India is staggeringly populated and equally chaotic-feeling. To contain such a rich and diverse people would be much to the demise of a smaller higher-order. When teaching in China, I remember being told it was not legal to have sex in public… but you might as well try, because there’s too many people and not enough cops to keep up the pace. So it happens. So what happens in India, all over? I wonder.
But then I recall the chanting of alms, in the temples, late near 9:00pm at night:
Hare Krishna, Hare Krishna, Krishna, Krishna, Hare, Hare…
It sounded slower and with more depth than in London, in our city. The metal kartal bells slowed down time and clanked each other, warmly. The humid temples house regular visitors, genuine to their overlord Krishna in an act of Bhakti Yoga. It’s not for a show, or a spectacle, though. It’s a supra-mundane part of their day where worship, the bread, holds the country’s hybrid soup together, en masse.
The west, the UK, is seriously missing the natural flow of spirituality that runs through the veins of a country like a river. Why should it be strange to chant on the street or smile at a ‘stranger’, for no reason, regardless of your own mood? Why do we feel guilty for self-enquiring, asking the question pertinently, relentlessly, “Who am I?” in silence, not only in our bedroom but in the open gates of a forest or park? Why aren’t more mothers resting underneath trees with crossed legs, just breathing, between cappuccinos and telephone calls?

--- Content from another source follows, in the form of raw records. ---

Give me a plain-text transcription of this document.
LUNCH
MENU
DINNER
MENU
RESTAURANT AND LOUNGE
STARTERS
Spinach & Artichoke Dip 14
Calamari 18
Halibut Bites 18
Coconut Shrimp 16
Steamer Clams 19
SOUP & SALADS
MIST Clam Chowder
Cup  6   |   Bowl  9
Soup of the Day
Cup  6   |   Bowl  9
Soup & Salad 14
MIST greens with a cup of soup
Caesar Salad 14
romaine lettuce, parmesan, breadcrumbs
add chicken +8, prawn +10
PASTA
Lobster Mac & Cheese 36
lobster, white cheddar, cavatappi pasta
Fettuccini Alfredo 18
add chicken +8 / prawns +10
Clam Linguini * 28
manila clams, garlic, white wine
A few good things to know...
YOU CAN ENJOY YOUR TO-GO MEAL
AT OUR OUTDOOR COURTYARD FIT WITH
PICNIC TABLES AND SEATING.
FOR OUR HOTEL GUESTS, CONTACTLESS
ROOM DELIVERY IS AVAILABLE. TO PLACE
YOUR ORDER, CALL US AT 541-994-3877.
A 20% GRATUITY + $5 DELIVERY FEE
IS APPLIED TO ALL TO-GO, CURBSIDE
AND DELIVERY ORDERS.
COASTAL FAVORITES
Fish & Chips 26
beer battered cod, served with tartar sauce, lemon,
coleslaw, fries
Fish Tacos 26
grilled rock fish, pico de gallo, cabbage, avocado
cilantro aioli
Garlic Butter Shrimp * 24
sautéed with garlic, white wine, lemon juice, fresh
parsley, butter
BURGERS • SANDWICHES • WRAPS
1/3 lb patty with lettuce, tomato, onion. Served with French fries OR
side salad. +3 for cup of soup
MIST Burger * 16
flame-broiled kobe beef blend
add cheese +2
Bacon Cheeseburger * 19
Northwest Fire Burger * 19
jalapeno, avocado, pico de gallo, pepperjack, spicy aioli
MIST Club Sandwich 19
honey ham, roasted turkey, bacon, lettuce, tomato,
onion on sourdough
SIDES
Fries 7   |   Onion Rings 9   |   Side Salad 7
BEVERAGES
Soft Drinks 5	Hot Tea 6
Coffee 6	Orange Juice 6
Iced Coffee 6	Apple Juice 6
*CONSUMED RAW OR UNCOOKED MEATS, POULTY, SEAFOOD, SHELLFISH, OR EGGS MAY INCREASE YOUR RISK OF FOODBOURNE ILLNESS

As Sri Prabhupada notes, the west lives in ignorance and India is limping. Which is worse? They are a shared denotation of the divine, all in its good lila. But we need each other. The west needs India and her wisdom: how to stop and just be. And India needs the west: how to move up the material ladder.
Also, a good toilet infrastructure is necessary, road rules are there for a reason, and brotherhood in meditation and ecstatic dance goes a long way.
And there’s no shame in admitting to either.